From here, we hit the street to enjoy a tradition begun in the 16th century – the parade of “gigantes.” These giant characters are a source of amusement (and sometimes great fear for the children). These characatures represent authorities that carry a stick and a sponge. The idea is for the child to run up and tag the character while calling out for the giant to use the sponge for punishment.

Our meanderings then lead us to a two-man magic act. My daughter, Lindsay, got asked to assist on a card trick. Later, our host, Carlos became the helper on another act. We happily doled out coins for the show and moved on.

All around us, people played drums and live bands performed. Despite heavy drinking and smoking, everyone seemed to get along. We stopped for a snack off and on, visited the old and new city sections, popped into shops to buy souvenirs, and navigated crowds. When we visited Carlos’ friend’s tavern, the man who had arranged our balcony space with another woman restaurant owner, several “politicos” arrived and we ate tapas in their midst.

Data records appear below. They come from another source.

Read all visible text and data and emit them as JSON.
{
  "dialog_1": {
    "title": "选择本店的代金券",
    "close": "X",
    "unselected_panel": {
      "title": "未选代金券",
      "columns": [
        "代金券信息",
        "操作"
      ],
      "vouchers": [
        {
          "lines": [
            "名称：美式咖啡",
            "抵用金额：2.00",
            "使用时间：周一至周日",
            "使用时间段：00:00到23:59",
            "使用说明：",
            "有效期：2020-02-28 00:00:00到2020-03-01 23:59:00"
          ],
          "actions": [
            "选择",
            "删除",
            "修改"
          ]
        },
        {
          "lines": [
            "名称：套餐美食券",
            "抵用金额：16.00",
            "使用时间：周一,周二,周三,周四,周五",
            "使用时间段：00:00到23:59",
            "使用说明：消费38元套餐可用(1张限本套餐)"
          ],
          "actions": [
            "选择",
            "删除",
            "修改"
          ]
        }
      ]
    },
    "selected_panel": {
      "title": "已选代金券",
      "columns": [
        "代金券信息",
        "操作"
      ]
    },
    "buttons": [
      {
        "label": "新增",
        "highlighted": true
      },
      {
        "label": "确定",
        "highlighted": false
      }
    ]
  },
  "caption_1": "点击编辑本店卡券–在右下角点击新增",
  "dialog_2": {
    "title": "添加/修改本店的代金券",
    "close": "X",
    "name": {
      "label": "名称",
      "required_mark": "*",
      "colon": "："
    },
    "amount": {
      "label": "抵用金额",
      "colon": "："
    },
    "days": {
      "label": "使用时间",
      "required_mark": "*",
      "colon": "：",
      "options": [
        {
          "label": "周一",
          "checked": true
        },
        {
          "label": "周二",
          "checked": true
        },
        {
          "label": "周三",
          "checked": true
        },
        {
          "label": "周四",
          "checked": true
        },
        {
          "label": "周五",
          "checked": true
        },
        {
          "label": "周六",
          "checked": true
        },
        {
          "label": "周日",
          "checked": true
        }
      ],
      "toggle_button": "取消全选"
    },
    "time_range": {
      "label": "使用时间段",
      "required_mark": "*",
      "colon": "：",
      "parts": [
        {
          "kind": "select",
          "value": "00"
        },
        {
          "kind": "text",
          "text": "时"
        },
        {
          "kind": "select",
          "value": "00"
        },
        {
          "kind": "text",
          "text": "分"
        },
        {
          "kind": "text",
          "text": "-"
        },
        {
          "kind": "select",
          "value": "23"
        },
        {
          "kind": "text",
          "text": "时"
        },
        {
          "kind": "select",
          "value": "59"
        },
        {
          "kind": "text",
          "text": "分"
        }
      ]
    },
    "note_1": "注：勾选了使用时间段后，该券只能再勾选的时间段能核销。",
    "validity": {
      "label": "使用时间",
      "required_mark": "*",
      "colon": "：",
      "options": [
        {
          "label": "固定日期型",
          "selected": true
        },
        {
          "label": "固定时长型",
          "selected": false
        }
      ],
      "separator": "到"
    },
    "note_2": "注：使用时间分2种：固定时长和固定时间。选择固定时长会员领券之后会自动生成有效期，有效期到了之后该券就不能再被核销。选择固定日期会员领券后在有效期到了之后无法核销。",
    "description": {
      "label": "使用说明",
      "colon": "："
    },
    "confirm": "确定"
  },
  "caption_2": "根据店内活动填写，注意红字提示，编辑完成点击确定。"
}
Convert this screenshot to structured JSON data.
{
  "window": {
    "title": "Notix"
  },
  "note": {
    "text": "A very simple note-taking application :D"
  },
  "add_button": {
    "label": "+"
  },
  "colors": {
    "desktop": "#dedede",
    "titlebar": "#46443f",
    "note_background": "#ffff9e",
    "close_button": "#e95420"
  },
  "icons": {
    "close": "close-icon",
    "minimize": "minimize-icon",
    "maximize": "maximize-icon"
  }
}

Lunch in Spain is typically the main meal of the day. Carlos had darted into restaurants periodically throughout the morning to find a place that could accommodate our party of seven around that time with no luck. At around 1:45 pm, he led us to an Italian restaurant. He whispered something in the greeter’s ear and in moments our party was seated at a large table.

The food was fabulous. Later, he admitted that he had name-dropped to secure our table. He had told the greeter that his friend’s “politicos” had indicated that this Italian place was the best restaurant in town and that Carlos should take his American guests here. Hence, the available table.

After a long, leisurely lunch, Carlos escorted us to the area where the “clubs” gather to parade into the bull ring. A giant procession of strangely clad groups navigated the narrow streets. Each group had a signature. Some dressed like Egyptians, others wore big yellow hats reminiscent of Philly cheeseheads. As we stood watching, I told Carlos how disappointed I was in Hemingway’s The Sun Also Rises. I had no clue that San Fermines was so much more than a bull run. Then, Carlos exclaimed and hugged another spectator that was passing by. A flurry of Spanish and cheek-kissing ensued between Carlos and his family and this elder gentleman. Then he turned to me and introduced me to his uncle – a man who had on occasion sat and smoked and conversed with none other than Hemingway. I would have liked to ask the gentleman questions about the famous author, but between the language barrier and the obvious joyous interchange going on within the family, I chose not to intrude. Watching this impromptu family reunion seemed a fitting end to a day that had been rich in timeless Spanish culture and tradition.